Your inspirational story of the day is Wil S. Hylton’s New York Times Magazine profile of bestselling author Laura Hillenbrand, who’s written both Seabiscuit and Unbroken while suffering from chronic fatigue syndrome. The illness left her unable to leave the house—which, rather than hamper her ability to do research or interview sources, gave her different advantages:

It may be tempting to think of Hillenbrand as someone who has triumphed in spite of her illness. The truth is at once more complicated and more interesting. Many of the qualities that make Hillenbrand’s writing distinctive are a direct consequence of her physical limitations. Every writer works differently, but Hillenbrand works more differently than any writer I know of. She has been forced by the illness to develop convoluted workarounds for some of the most basic research tasks, yet her workarounds, in all their strange complexity, deliver many of her greatest advantages. When I asked, for example, how she reads old newspapers on microfilm without traveling to a library, I was stunned to discover that she doesn’t. “I can’t look at microfiche,” she said. “I couldn’t do that even in my good vertigo years.”

Instead, Hillenbrand buys vintage newspapers on eBay and reads them in her living room, as if browsing the morning paper. The first time she tried this, she bought a copy of The New York Times from the week of Aug. 16, 1936. That was the day Seabiscuit’s team — his owner, Charles Howard; his trainer, Tom Smith; and his jockey, Red Pollard — first collaborated at the Detroit Fair Grounds. Hillenbrand told me that when the newspaper arrived, she found herself engrossed in the trivia of the period — the classified ads, the gossip page, the size and tone of headlines. Because she was not hunched over a microfilm viewer in the shimmering fluorescent basement of a research library, she was free to let her eye linger on obscure details.

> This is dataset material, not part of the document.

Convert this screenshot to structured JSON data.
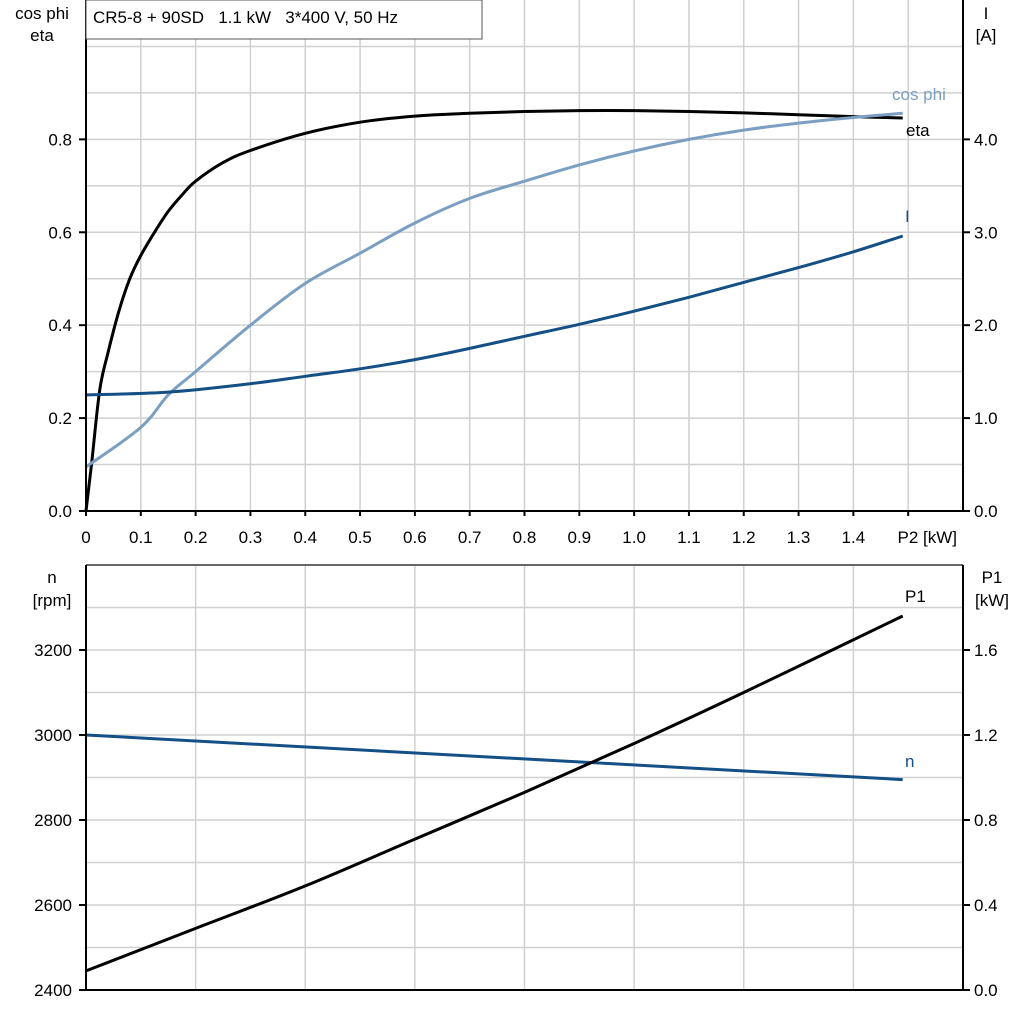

“There was so much to find,” she said of her reading. “The number-one book was ‘Gone With the Wind,’ the Hindenburg flew over Manhattan with a swastika on it and Roosevelt made a speech saying America would never become involved in foreign wars.” Soon she bought another newspaper, and then another. “I wanted to start to feel like I was living in the ’30s,” she said. That elemental sense of daily life seeps into the book in ways too subtle and myriad to count.